Black service members are up to two times more likely to face court-martial or other forms of military punishment than their white counterparts in an average year, an analysis by advocacy organization Protect Our Defenders has revealed.
According to USA Today, which received an advance copy of the study, the advocacy group for victims of sexual assault in the military went through Pentagon data from 2006 to 2015 to compile its report, and came up with the perhaps not-so-surprising results.
“Over the past decade, racial disparities have persisted in the military justice system without indications of improvement,” the report states. “These disparities are particularly striking for black service members, who face military justice or disciplinary action at much higher rates than white service members in every service branch. In fact, the size of the disparity between white and black service members’ military justices involvement has remained consistent over the years, and, in the case of the Air Force and Marine Corps has increased.”
A spokesperson for the Pentagon said that officials will look over the report while keeping in mind the Department of Defense’s policy that service members be able to serve in a discrimination-free environment.
“It is long-standing Department of Defense policy that service members must be afforded the opportunity to serve in an environment free from unlawful racial discrimination,” Johnny Michael, a Pentagon spokesman, said, according to USA Today. “The department will review any new information concerning implementation of and compliance with this policy.”
As the site notes, military services did provide different sets of data in response to the request from Protect Our Defenders, which does make comparisons between the branches of military more difficult. As an example, the Air Force gave proceedings from court martial and nonjudicial punishment from 2006 to 2015, while the Marine Corps handed over information concerning guilty findings for court martial and nonjudicial punishment for the same time period.
Nonetheless, with the information provided, researchers discovered that the Marine Corps had some serious issues surrounding race, particularly in cases where the harshest penalties are an option. Black Marines were 2.6 times more likely than their white colleagues to get a guilty finding at a general court-martial.
Also noted in the study: Black airmen were 71 percent more likely than their white airmen to face court-martial or nonjudicial punishment.

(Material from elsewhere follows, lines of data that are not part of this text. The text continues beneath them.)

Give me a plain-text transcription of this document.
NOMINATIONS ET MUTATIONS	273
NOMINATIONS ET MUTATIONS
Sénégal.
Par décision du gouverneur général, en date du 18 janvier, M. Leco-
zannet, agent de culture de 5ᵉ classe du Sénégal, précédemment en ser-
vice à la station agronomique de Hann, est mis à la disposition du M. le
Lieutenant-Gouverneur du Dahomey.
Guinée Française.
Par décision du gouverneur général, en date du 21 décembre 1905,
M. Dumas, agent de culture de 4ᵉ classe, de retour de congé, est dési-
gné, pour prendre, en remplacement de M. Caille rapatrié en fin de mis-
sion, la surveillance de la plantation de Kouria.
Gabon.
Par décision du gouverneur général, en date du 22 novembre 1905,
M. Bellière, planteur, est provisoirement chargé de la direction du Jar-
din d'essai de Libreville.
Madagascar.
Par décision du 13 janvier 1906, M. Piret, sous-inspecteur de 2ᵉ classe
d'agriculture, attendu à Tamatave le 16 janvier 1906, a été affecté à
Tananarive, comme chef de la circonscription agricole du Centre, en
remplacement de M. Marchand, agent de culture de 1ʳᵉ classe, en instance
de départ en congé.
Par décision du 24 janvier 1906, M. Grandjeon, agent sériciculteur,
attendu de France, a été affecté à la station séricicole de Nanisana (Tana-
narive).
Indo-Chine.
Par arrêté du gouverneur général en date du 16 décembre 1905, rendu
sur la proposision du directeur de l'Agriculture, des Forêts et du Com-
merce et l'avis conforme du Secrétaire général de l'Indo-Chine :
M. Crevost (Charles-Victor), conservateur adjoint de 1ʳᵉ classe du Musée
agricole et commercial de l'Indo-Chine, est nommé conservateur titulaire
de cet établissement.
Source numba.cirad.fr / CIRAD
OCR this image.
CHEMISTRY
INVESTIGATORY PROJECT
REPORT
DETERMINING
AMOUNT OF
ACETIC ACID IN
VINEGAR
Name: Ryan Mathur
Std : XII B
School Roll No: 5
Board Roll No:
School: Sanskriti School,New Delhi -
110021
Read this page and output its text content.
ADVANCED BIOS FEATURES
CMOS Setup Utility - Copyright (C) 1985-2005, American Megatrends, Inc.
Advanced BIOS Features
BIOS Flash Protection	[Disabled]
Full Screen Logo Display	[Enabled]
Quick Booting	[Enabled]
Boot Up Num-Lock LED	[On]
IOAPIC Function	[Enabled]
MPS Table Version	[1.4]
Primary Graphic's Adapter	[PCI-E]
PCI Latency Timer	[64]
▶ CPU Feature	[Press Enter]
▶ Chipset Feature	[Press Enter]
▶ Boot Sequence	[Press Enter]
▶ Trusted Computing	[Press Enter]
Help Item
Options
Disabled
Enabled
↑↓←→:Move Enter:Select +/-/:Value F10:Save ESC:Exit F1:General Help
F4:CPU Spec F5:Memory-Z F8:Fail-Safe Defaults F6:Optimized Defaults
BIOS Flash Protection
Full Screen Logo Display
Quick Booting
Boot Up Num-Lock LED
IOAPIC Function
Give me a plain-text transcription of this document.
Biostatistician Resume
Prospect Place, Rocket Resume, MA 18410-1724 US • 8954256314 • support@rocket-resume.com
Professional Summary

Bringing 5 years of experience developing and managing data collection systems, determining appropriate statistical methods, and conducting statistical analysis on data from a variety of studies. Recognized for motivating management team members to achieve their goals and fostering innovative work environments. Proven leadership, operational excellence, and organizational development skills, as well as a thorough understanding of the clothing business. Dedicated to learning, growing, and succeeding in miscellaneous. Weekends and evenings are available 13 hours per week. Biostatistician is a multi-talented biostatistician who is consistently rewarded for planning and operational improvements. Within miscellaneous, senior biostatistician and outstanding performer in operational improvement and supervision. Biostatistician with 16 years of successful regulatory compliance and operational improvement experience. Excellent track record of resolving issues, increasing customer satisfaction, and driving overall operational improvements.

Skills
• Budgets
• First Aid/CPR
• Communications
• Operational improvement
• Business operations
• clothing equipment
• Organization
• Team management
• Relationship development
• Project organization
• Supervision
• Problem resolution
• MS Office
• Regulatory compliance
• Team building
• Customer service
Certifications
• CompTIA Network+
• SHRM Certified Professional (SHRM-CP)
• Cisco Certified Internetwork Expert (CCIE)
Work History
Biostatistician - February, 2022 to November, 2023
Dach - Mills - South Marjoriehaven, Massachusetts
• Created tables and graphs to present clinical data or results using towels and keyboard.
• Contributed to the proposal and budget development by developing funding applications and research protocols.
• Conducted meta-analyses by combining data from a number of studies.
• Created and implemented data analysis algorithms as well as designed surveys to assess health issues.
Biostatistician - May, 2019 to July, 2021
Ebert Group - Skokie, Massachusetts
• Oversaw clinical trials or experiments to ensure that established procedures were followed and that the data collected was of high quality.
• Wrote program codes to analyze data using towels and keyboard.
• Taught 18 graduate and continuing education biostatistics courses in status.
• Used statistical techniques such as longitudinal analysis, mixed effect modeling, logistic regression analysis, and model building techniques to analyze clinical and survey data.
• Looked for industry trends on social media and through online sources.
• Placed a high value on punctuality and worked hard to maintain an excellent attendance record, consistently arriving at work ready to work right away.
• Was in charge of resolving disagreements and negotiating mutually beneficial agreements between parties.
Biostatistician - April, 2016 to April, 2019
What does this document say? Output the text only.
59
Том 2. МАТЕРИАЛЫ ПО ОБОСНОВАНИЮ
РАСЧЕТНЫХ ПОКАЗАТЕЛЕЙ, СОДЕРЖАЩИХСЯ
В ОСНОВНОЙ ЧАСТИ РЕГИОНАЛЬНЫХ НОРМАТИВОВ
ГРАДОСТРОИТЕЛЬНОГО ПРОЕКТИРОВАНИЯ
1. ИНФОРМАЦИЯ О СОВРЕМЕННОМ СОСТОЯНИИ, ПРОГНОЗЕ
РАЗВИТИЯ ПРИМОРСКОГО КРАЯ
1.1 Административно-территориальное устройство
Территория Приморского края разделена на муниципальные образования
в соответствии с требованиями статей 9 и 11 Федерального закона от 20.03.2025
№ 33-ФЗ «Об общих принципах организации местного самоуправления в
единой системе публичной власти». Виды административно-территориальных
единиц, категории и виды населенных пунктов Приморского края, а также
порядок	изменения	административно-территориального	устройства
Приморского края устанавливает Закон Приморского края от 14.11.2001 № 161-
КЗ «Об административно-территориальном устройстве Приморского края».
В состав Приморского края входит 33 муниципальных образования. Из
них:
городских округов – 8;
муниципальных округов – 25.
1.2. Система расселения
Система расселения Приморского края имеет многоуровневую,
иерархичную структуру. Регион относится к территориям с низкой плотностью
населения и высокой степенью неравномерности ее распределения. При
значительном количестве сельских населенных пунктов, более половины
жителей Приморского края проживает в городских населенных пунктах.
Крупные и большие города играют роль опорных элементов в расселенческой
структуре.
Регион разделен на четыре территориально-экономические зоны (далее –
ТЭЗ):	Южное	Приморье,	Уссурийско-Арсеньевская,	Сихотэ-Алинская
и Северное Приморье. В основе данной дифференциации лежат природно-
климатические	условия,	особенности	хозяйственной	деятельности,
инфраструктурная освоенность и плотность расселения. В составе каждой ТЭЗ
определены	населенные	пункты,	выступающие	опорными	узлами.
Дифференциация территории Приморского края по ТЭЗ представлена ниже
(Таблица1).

In the Army, black soldiers were 61 percent more likely to face court-martial, while in the Navy, black sailors were 40 percent more likely to be court-martialed.
“From the findings of the study, race appears like it plays a big role, which is disheartening,” Don Christensen, president of Protect our Defenders and a former chief prosecutor for the Air Force, said, according to USA Today. “It seems to have a sizable role in determining if somebody’s going to go to court or receive nonjudicial punishment. I’m really not sure what exactly explains it, and that’s what is really troubling. The military has known about these numbers for decades and has done nothing about it.”
Christensen also pointed to a lack of diversity within the military as a possible reason that black troops see a disparity in justice. In 2016, approximately 78 percent of military officers were white, while about 8 percent were black.
“If you look at the leadership of military, it skews very dramatically white and male, and you would imagine that the closer relationships will be with white male subordinates,” Christensen said. “Hence, they probably get the benefit of the doubt that the African-American males don’t.”